Der Vorwurf der Fans an Bevell: Zu vorhersehbare Spielzüge, keine Flexibilität, keine Kreativität. Was aber, wenn dem Trainer die Optionen für all das einfach fehlen? Weil das Laufspiel ein Totalausfall war im Jahr 2017, konnte Bevell keine Balance im Spiel schaffen. Weil die O-Line seinem Quartierback keine Zeit verschaffte, konnte er zu selten zeitaufwendige Routen ansagen. Weil seine Receiver zu selten schnell frei kamen, waren auch schnelle Pässe kaum eine Option. Dem Offensive Coordinator waren die Hände gebunden. Was er auch ansagte, die Gegner schienen Bescheid zu wissen, weil sie sich auf nur wenige Optionen vorbereiten mussten.
Trotzdem kamen unter diesen Umständen auch Spiele zustande, in denen Seattle 27, 31, 41 und 46 Punkte auf die Anzeigetafel brachte. Insgesamt landeten die Seahawks auf Platz 15 in Total Offense (Platz 14 im Passspiel und Platz 23 im Laufspiel). Ohne Russell Wilson wäre das Team in den Ranglisten dramatisch abgerutscht. Dass Bevell deshalb seinem Spielmacher gezwungenermaßen die Freiheit ließ, zu improvisieren, viel zu werfen und dabei auch immer wieder zu scheitern, ist nachvollziehbar. Dass auch der Offensive Coordinator nicht immer die richtigen Entscheidungen getroffen hat – sei es zum Beispiel bei der Eingliederung von Jimmy Graham – ist kaum zu leugnen. Möglicherweise muss er dafür die Konsequenzen tragen. Wahrscheinlich ist es jedoch nicht.

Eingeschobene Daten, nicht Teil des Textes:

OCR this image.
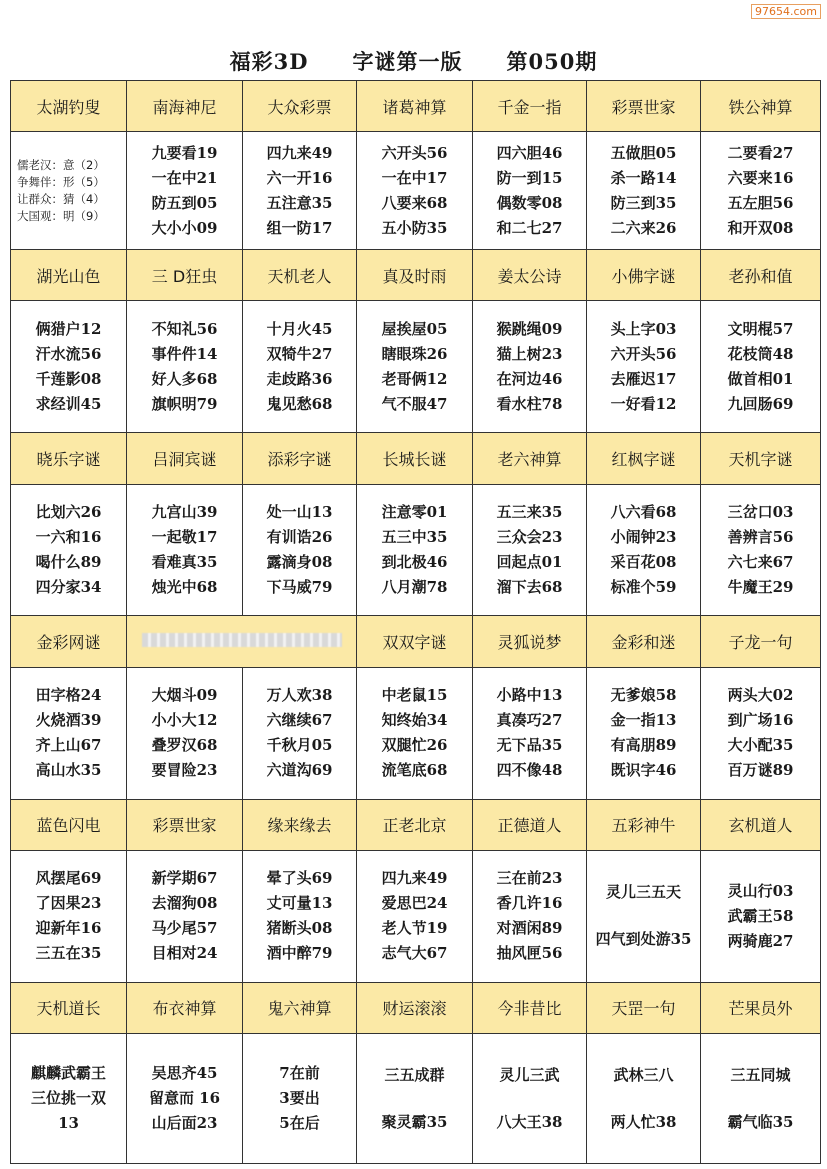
97654.com
福彩3D 字谜第一版 第050期
太湖钓叟	南海神尼	大众彩票	诸葛神算	千金一指	彩票世家	铁公神算

儒老汉：意（2）
争舞伴：形（5）
让群众：猜（4）
大国观：明（9）	九要看19
一在中21
防五到05
大小小09	四九来49
六一开16
五注意35
组一防17	六开头56
一在中17
八要来68
五小防35	四六胆46
防一到15
偶数零08
和二七27	五做胆05
杀一路14
防三到35
二六来26	二要看27
六要来16
五左胆56
和开双08

湖光山色	三 D狂虫	天机老人	真及时雨	姜太公诗	小佛字谜	老孙和值

俩猎户12
汗水流56
千莲影08
求经训45	不知礼56
事件件14
好人多68
旗帜明79	十月火45
双犄牛27
走歧路36
鬼见愁68	屋挨屋05
瞎眼珠26
老哥俩12
气不服47	猴跳绳09
猫上树23
在河边46
看水柱78	头上字03
六开头56
去雁迟17
一好看12	文明棍57
花枝筒48
做首相01
九回肠69

晓乐字谜	吕洞宾谜	添彩字谜	长城长谜	老六神算	红枫字谜	天机字谜

比划六26
一六和16
喝什么89
四分家34	九宫山39
一起敬17
看难真35
烛光中68	处一山13
有训诰26
露滴身08
下马威79	注意零01
五三中35
到北极46
八月潮78	五三来35
三众会23
回起点01
溜下去68	八六看68
小闹钟23
采百花08
标准个59	三岔口03
善辨言56
六七来67
牛魔王29

金彩网谜			双双字谜	灵狐说梦	金彩和迷	子龙一句

田字格24
火烧酒39
齐上山67
高山水35	大烟斗09
小小大12
叠罗汉68
要冒险23	万人欢38
六继续67
千秋月05
六道沟69	中老鼠15
知终始34
双腿忙26
流笔底68	小路中13
真凑巧27
无下品35
四不像48	无爹娘58
金一指13
有高朋89
既识字46	两头大02
到广场16
大小配35
百万谜89

蓝色闪电	彩票世家	缘来缘去	正老北京	正德道人	五彩神牛	玄机道人

风摆尾69
了因果23
迎新年16
三五在35	新学期67
去溜狗08
马少尾57
目相对24	晕了头69
丈可量13
猪断头08
酒中醉79	四九来49
爱思巴24
老人节19
志气大67	三在前23
香几许16
对酒闲89
抽风匣56	灵儿三五天
四气到处游35	灵山行03
武霸王58
两骑鹿27

天机道长	布衣神算	鬼六神算	财运滚滚	今非昔比	天罡一句	芒果员外

麒麟武霸王
三位挑一双
13	吴思齐45
留意而 16
山后面23	7在前
3要出
5在后	三五成群
聚灵霸35	灵儿三武
八大王38	武林三八
两人忙38	三五同城
霸气临35
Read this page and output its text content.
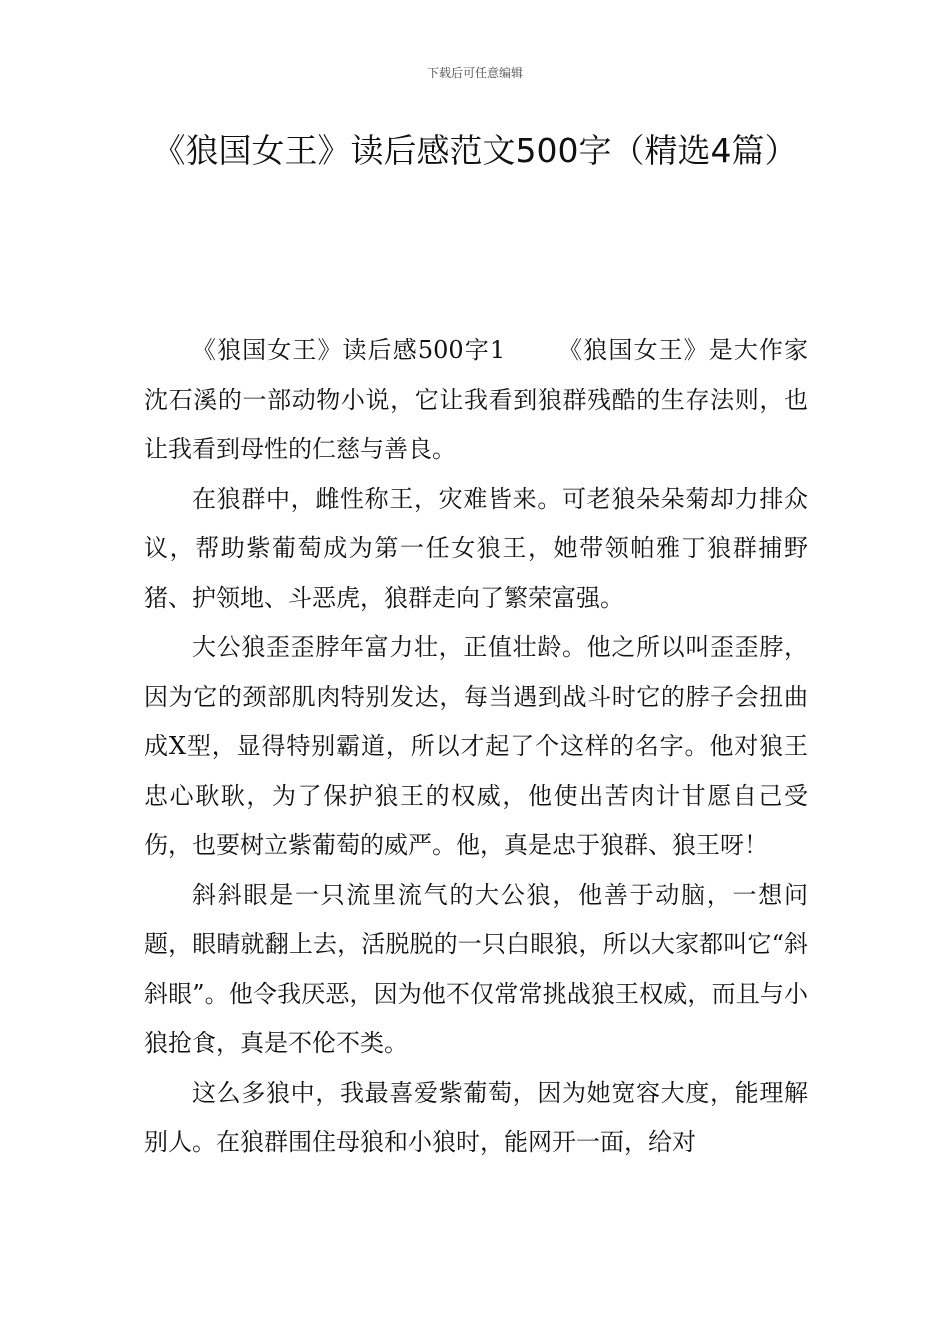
下载后可任意编辑
《狼国女王》读后感范文500字（精选4篇）

《狼国女王》读后感500字1 《狼国女王》是大作家沈石溪的一部动物小说，它让我看到狼群残酷的生存法则，也让我看到母性的仁慈与善良。

在狼群中，雌性称王，灾难皆来。可老狼朵朵菊却力排众议，帮助紫葡萄成为第一任女狼王，她带领帕雅丁狼群捕野猪、护领地、斗恶虎，狼群走向了繁荣富强。

大公狼歪歪脖年富力壮，正值壮龄。他之所以叫歪歪脖，因为它的颈部肌肉特别发达，每当遇到战斗时它的脖子会扭曲成X型，显得特别霸道，所以才起了个这样的名字。他对狼王忠心耿耿，为了保护狼王的权威，他使出苦肉计甘愿自己受伤，也要树立紫葡萄的威严。他，真是忠于狼群、狼王呀！

斜斜眼是一只流里流气的大公狼，他善于动脑，一想问题，眼睛就翻上去，活脱脱的一只白眼狼，所以大家都叫它“斜斜眼”。他令我厌恶，因为他不仅常常挑战狼王权威，而且与小狼抢食，真是不伦不类。

这么多狼中，我最喜爱紫葡萄，因为她宽容大度，能理解别人。在狼群围住母狼和小狼时，能网开一面，给对
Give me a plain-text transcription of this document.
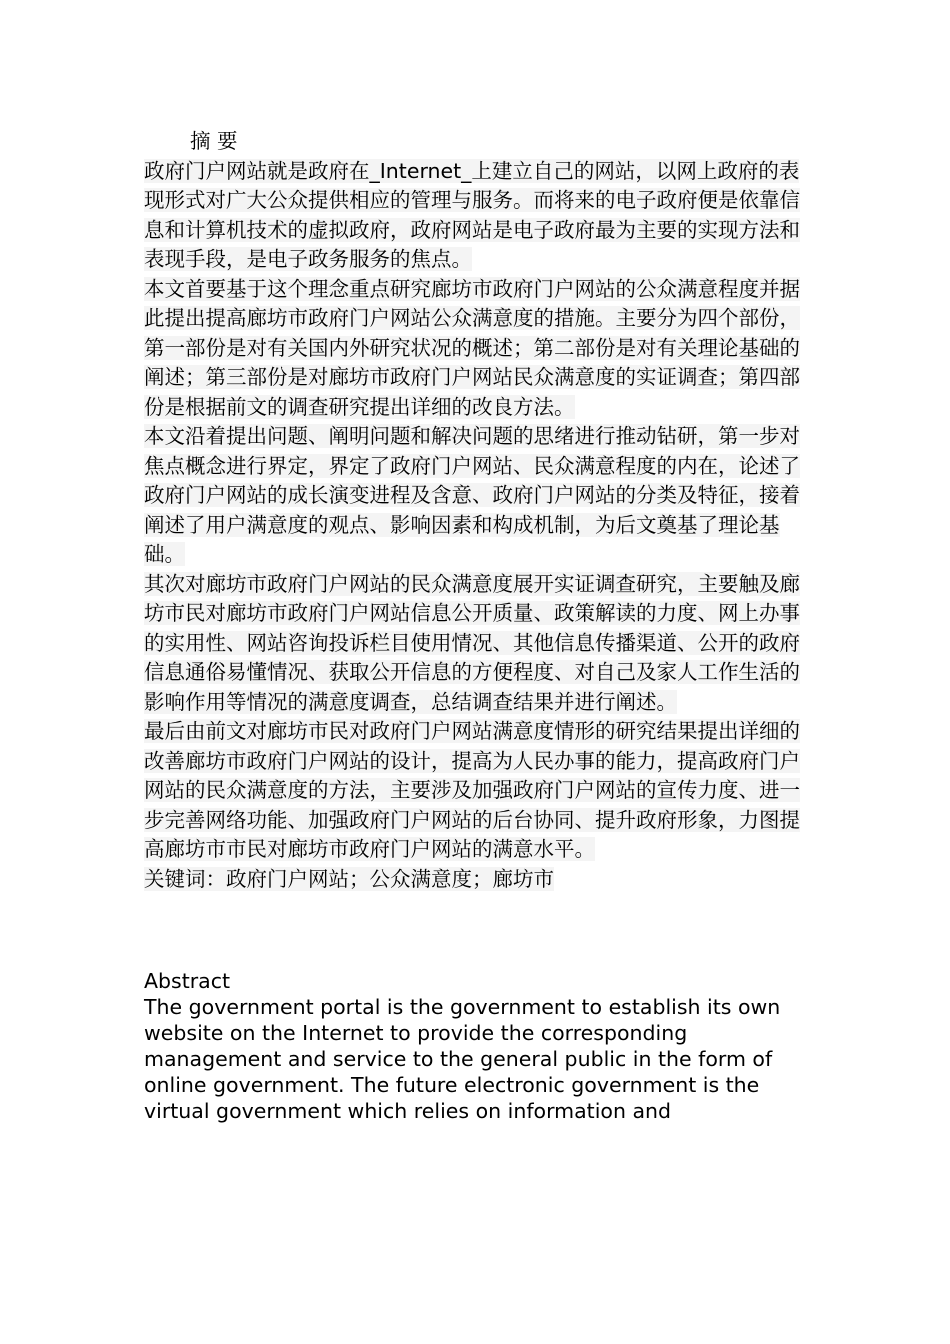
摘 要

政府门户网站就是政府在_Internet_上建立自己的网站，以网上政府的表现形式对广大公众提供相应的管理与服务。而将来的电子政府便是依靠信息和计算机技术的虚拟政府，政府网站是电子政府最为主要的实现方法和表现手段，是电子政务服务的焦点。

本文首要基于这个理念重点研究廊坊市政府门户网站的公众满意程度并据此提出提高廊坊市政府门户网站公众满意度的措施。主要分为四个部份，第一部份是对有关国内外研究状况的概述；第二部份是对有关理论基础的阐述；第三部份是对廊坊市政府门户网站民众满意度的实证调查；第四部份是根据前文的调查研究提出详细的改良方法。

本文沿着提出问题、阐明问题和解决问题的思绪进行推动钻研，第一步对焦点概念进行界定，界定了政府门户网站、民众满意程度的内在，论述了政府门户网站的成长演变进程及含意、政府门户网站的分类及特征，接着阐述了用户满意度的观点、影响因素和构成机制，为后文奠基了理论基础。

其次对廊坊市政府门户网站的民众满意度展开实证调查研究，主要触及廊坊市民对廊坊市政府门户网站信息公开质量、政策解读的力度、网上办事的实用性、网站咨询投诉栏目使用情况、其他信息传播渠道、公开的政府信息通俗易懂情况、获取公开信息的方便程度、对自己及家人工作生活的影响作用等情况的满意度调查，总结调查结果并进行阐述。

最后由前文对廊坊市民对政府门户网站满意度情形的研究结果提出详细的改善廊坊市政府门户网站的设计，提高为人民办事的能力，提高政府门户网站的民众满意度的方法，主要涉及加强政府门户网站的宣传力度、进一步完善网络功能、加强政府门户网站的后台协同、提升政府形象，力图提高廊坊市市民对廊坊市政府门户网站的满意水平。

关键词：政府门户网站；公众满意度；廊坊市

Abstract

The government portal is the government to establish its own website on the Internet to provide the corresponding management and service to the general public in the form of online government. The future electronic government is the virtual government which relies on information and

„Das war eine schlechte Saison.“
Wenn man besseres gewohnt ist: möglicherweise. Wenn man die Saison rein auf der Bilanz basierend beurteilt und dabei sogar noch die Verletzungen außen vor lässt: nein. Insgesamt haben die Seahawks seit dem NFL-Debüt der Franchise im Jahr 1976 in der Regular Season 658 Spiele absolviert. Davon hat das Team 334 gewonnen, 323 verloren und einmal unentschieden gespielt. Das macht einen Sieganteil von 51 Prozent. Die Saison 2017 hat Seattle mit einem Record von 9-7 beendet, also mit einem Sieganteil von 56 Prozent.
Wem das nicht reicht: Die Seahawks hatten zuletzt 2011 eine Minusbilanz (7-9), das war vor sechs Jahren. Sie sind vom Potenzial her immer noch näher dran an einer zweistelligen Anzahl an Siegen als an einem negativen Record.